Why it matters: the district’s facilities master plan identifies large, long-standing maintenance and safety needs that district leaders say cannot be covered by fundraising or grants alone. Board members repeatedly framed the choice as between asking voters to pay more for a shorter period versus authorizing a lower annual tax rate for a longer repayment period.
What the board heard
John Isam summarized potential proceeds and the repayment trade-offs at different tested tax rates, and described a conservative approach that factors in assessed‑value growth and interest-rate variability. Jesse Miller said the consultants grouped projects into tiers so the board could prioritize: Tier 1 (modernize permanent teaching spaces, restrooms, perimeter security, site utilities), Tier 2 (playfields and athletics), and Tier 3 (gyms, food service, ancillary building modernizations).
Community members urged transparency and limits on how bond funds would be used. Public commenter Jeremy Vanderhall praised staff response to a recent campus lockdown but argued the district should examine whether a single lockdown response is always the best approach in an active‑shooter scenario; Joan Davidson pressed the board to quantify services in a recent contract with a vendor called Sage and to clarify whether students meet with licensed clinicians or interns.

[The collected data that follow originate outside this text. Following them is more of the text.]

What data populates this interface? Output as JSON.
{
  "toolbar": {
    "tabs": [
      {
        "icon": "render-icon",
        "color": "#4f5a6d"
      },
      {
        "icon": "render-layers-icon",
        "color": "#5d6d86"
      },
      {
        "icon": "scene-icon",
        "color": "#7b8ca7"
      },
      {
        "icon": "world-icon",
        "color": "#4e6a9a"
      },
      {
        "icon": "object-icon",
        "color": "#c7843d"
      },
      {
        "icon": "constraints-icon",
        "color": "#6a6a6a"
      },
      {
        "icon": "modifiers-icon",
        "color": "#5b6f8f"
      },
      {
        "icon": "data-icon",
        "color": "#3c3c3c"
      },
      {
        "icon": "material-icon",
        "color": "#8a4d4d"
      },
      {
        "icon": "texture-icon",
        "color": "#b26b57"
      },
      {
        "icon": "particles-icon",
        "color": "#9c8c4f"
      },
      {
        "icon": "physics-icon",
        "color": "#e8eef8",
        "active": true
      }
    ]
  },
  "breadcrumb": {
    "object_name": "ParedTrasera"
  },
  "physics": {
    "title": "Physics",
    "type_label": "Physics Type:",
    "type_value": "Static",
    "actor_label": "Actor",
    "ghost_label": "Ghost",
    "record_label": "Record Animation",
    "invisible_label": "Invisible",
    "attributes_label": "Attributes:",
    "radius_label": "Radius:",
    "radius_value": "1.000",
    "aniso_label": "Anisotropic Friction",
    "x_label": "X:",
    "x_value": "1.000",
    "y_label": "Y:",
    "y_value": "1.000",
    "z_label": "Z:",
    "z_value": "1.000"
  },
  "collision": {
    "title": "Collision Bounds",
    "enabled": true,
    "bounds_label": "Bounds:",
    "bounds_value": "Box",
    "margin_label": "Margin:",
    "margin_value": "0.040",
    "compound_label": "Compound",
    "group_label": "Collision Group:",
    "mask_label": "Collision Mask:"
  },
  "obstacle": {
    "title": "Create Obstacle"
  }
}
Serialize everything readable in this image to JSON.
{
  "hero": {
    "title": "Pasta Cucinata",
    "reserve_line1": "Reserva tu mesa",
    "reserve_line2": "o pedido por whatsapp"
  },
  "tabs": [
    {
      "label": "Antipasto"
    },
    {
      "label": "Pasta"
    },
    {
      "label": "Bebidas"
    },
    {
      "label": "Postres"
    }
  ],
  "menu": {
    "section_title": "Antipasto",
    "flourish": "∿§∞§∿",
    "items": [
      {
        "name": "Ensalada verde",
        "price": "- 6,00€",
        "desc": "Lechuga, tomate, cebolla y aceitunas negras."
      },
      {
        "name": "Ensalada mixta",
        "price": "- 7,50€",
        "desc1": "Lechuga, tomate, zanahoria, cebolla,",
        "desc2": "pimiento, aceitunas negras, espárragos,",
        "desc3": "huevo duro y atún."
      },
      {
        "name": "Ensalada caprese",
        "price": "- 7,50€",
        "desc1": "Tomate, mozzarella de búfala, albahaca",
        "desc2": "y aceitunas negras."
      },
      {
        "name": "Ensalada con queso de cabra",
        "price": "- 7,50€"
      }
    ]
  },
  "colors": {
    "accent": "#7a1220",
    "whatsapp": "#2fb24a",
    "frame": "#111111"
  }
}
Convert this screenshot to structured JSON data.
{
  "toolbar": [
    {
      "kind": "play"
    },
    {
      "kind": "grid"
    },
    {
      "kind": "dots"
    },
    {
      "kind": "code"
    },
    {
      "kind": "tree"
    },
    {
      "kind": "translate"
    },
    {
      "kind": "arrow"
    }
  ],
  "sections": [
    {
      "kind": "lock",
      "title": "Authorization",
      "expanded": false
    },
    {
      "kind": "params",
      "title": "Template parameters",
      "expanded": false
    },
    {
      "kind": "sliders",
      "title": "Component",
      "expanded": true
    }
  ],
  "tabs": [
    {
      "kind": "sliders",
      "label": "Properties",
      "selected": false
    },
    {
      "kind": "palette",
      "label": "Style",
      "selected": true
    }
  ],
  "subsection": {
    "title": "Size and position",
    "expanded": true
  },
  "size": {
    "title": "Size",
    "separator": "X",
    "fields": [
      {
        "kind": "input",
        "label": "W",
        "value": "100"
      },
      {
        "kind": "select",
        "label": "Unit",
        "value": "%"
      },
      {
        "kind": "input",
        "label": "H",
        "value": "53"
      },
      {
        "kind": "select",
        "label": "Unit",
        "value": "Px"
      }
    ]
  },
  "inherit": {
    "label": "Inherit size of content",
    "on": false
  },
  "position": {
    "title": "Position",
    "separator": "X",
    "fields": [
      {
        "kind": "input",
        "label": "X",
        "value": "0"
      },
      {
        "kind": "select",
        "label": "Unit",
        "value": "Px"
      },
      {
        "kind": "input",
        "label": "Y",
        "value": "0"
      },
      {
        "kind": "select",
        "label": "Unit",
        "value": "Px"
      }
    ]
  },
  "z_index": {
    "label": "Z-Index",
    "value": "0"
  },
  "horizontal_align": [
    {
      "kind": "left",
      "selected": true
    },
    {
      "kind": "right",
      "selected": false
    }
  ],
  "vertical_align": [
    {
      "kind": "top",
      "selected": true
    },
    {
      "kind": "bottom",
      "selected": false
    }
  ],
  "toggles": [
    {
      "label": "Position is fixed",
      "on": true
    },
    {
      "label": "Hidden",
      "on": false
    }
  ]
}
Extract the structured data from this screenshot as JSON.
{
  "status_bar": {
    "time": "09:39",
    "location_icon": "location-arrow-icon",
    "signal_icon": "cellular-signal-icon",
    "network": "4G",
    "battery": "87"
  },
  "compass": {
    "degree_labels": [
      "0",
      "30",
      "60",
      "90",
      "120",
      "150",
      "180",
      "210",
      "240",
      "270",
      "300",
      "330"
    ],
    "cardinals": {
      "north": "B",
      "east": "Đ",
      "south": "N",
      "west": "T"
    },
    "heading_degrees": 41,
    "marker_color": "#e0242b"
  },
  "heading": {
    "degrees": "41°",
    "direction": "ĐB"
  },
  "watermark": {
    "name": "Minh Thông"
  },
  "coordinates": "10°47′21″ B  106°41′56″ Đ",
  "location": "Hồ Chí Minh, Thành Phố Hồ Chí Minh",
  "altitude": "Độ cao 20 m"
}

Board direction and next steps
Board members coalesced around a conservative package: several trustees voiced comfort with a core bond in the low‑to‑mid $30s per $100,000 (Isam characterized a $35 tax rate as a reasonable compromise) and a 20–25 year horizon to balance proceeds and debt service. John Isam recommended a program roughly aligned with a $35 tax rate funding a Tier‑1 package (Isam said a $35 approach for the Phase‑One scope was reasonable).
The board did not adopt final ballot language or formally place a bond on the November ballot at the meeting. Staff was directed to return at future meetings with ballot‑question draft language, the tax‑rate statement and the Prop 39 required detailed project list, and to refine the estimated debt service and total authorization based on the board’s feedback.
What’s next: staff will return with a three‑part exhibit (ballot language, tax‑rate statement and detailed project list) at the June 4 and June 26 meetings; June 26 was identified as the anticipated date for a board vote to call a measure for November if the board elects to proceed.